According to Dawson, there is still widespread discrimination and stereotyping of the disabled in today’s society.  “Sadly, the biggest public misconception concerning disabled people is that they are not as capable or they are going to be sick and miss more days of work.  Both assumptions are just plain wrong.  The fact is disabled employees actually miss less work, are more loyal and work harder than their so-called ‘normal’ counterparts.  Part of my job is to educate employers to the fact that disabled people, when properly trained and given a chance, make awesome hires.”

Dawson’s wife, Dawn, also works in the social arena as a Diversity Civil Rights Officer for U.S. Customs and Border Protection, and they have an 8-year-old daughter named Olivia.  And, he hasn’t let being blind get in the way of his love for the outdoors.  “I still go skiing and love taking rugged 30 to 40-mile tandem bike rides.  Most importantly, I’m making my life count for something by doing what I love – helping others.”

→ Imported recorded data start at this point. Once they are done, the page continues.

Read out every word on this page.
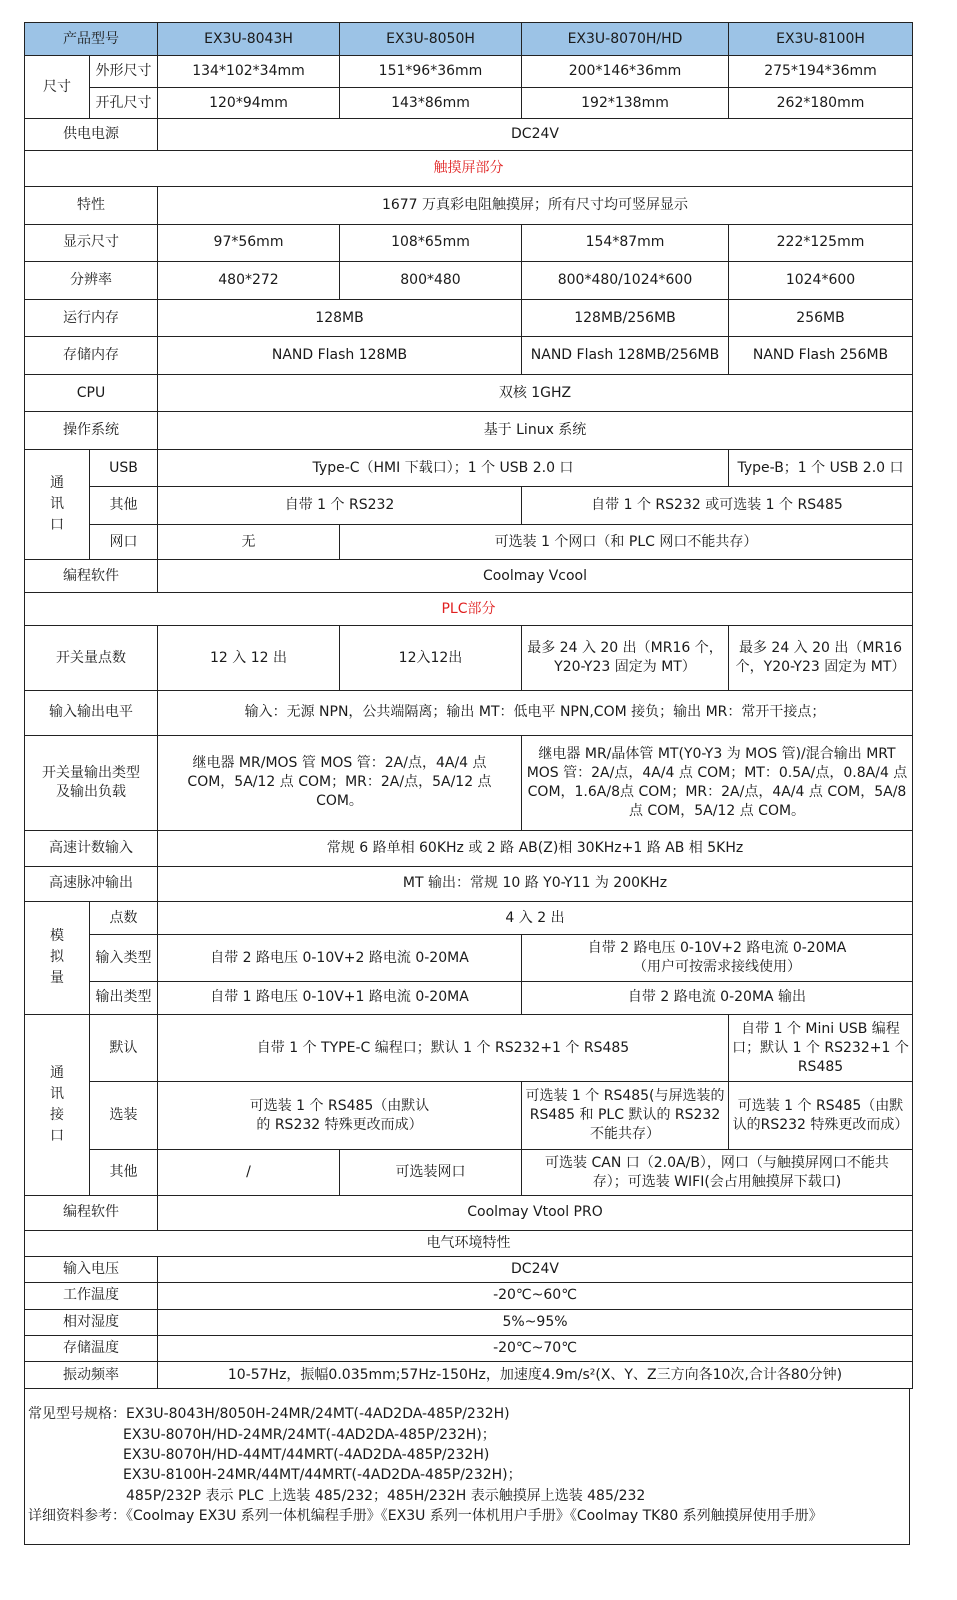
产品型号		EX3U-8043H	EX3U-8050H	EX3U-8070H/HD	EX3U-8100H
尺寸	外形尺寸	134*102*34mm	151*96*36mm	200*146*36mm	275*194*36mm
	开孔尺寸	120*94mm	143*86mm	192*138mm	262*180mm
供电电源		DC24V			
触摸屏部分					
特性		1677 万真彩电阻触摸屏；所有尺寸均可竖屏显示			
显示尺寸		97*56mm	108*65mm	154*87mm	222*125mm
分辨率		480*272	800*480	800*480/1024*600	1024*600
运行内存		128MB		128MB/256MB	256MB
存储内存		NAND Flash 128MB		NAND Flash 128MB/256MB	NAND Flash 256MB
CPU		双核 1GHZ			
操作系统		基于 Linux 系统			
通讯口	USB	Type-C（HMI 下载口）；1 个 USB 2.0 口			Type-B；1 个 USB 2.0 口
	其他	自带 1 个 RS232		自带 1 个 RS232 或可选装 1 个 RS485	
	网口	无	可选装 1 个网口（和 PLC 网口不能共存）		
编程软件		Coolmay Vcool			
PLC部分					
开关量点数		12 入 12 出	12入12出	最多 24 入 20 出（MR16 个，Y20-Y23 固定为 MT）	最多 24 入 20 出（MR16 个，Y20-Y23 固定为 MT）
输入输出电平		输入：无源 NPN，公共端隔离；输出 MT：低电平 NPN,COM 接负；输出 MR：常开干接点；			
开关量输出类型及输出负载		继电器 MR/MOS 管 MOS 管：2A/点，4A/4 点 COM，5A/12 点 COM；MR：2A/点，5A/12 点 COM。		继电器 MR/晶体管 MT(Y0-Y3 为 MOS 管)/混合输出 MRT MOS 管：2A/点，4A/4 点 COM；MT：0.5A/点，0.8A/4 点 COM，1.6A/8点 COM；MR：2A/点，4A/4 点 COM，5A/8 点 COM，5A/12 点 COM。	
高速计数输入		常规 6 路单相 60KHz 或 2 路 AB(Z)相 30KHz+1 路 AB 相 5KHz			
高速脉冲输出		MT 输出：常规 10 路 Y0-Y11 为 200KHz			
模拟量	点数	4 入 2 出			
	输入类型	自带 2 路电压 0-10V+2 路电流 0-20MA		自带 2 路电压 0-10V+2 路电流 0-20MA（用户可按需求接线使用）	
	输出类型	自带 1 路电压 0-10V+1 路电流 0-20MA		自带 2 路电流 0-20MA 输出	
通讯接口	默认	自带 1 个 TYPE-C 编程口；默认 1 个 RS232+1 个 RS485			自带 1 个 Mini USB 编程口；默认 1 个 RS232+1 个 RS485
	选装	可选装 1 个 RS485（由默认的 RS232 特殊更改而成）		可选装 1 个 RS485(与屏选装的 RS485 和 PLC 默认的 RS232 不能共存）	可选装 1 个 RS485（由默认的RS232 特殊更改而成）
	其他	/	可选装网口	可选装 CAN 口（2.0A/B），网口（与触摸屏网口不能共存）；可选装 WIFI(会占用触摸屏下载口)	
编程软件		Coolmay Vtool PRO			
电气环境特性					
输入电压		DC24V			
工作温度		-20℃~60℃			
相对湿度		5%~95%			
存储温度		-20℃~70℃			
振动频率		10-57Hz，振幅0.035mm;57Hz-150Hz，加速度4.9m/s²(X、Y、Z三方向各10次,合计各80分钟)			
常见型号规格：EX3U-8043H/8050H-24MR/24MT(-4AD2DA-485P/232H)
EX3U-8070H/HD-24MR/24MT(-4AD2DA-485P/232H)；
EX3U-8070H/HD-44MT/44MRT(-4AD2DA-485P/232H)
EX3U-8100H-24MR/44MT/44MRT(-4AD2DA-485P/232H)；
485P/232P 表示 PLC 上选装 485/232；485H/232H 表示触摸屏上选装 485/232
详细资料参考：《Coolmay EX3U 系列一体机编程手册》《EX3U 系列一体机用户手册》《Coolmay TK80 系列触摸屏使用手册》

7 thoughts on ““No Limits” Mentoring Mission nominates Peter Dawson, who overcame shattering career disappointment to soar in new field helping others.

  1. I was with Pete, Bryan and Kelly that day. Really amazing to see what he’s accomplished so far. We love and miss you. So proud to call you a friend. 🙂 Mis

  2. Pete, I’ll never forget visiting you in the hospital days after the accident…seems like yesterday. What an inspirational journey you’ve been on!

  3. Peter, you are one of my heroes! I will never forget the night of the accident and the ferry ride with your mother to Bremerton hospital. What you have done with your life is joyous and I admire you enormously. God continues to make you a huge blessing to a host of others – myself included!

  4. “No Limits Award” definitely causes me imagine a tiny bit further. I cherished each and every single part of this post.

  5. This man, Peter Dawson is an amazing human being.

    I met him just weeks before his accident in a track and field championship competition.
    He and I competed in the long jump event representing to different high schools.
    He was in first place and I was in second with just one more jump to go.
    And before I took my last jump Peter walked over to me and said he thought I could jump further if I could only make a couple of adjustments in my technique as he shared his thoughts.
    I was already in second place and figured I had nothing to lose so I took his advice and ended up jumping further to actually win the competition.
    Peter and I weren’t friends at the time and it was the first time we met. But
    he helped me do better even though I was his opponent just like he’s helped and inspired many people over the last four decades and today.

    After the accident when he was back on his feet and I’d visit him when I was in town, he lived alone. And from witnessing that , I for life ,was inspired.
    I’ve been blessed and have accomplished alot in my life so far and I truly give some of the credit to Mr Dawson because I knew if he could continue to live and confront his daily challenges and pursue his dreams and accomplish his goals , then I had no excuse. He could have given up. It was an option. But he didn’t.
    I know his journey has never ever been easy but nevertheless, he never complained to me about his situation .He simply integrated it into his life.and was always positive and eager to know how I was doing.

    I could go on and on about this very special man with whom I’ll always cherish our friendship until I die.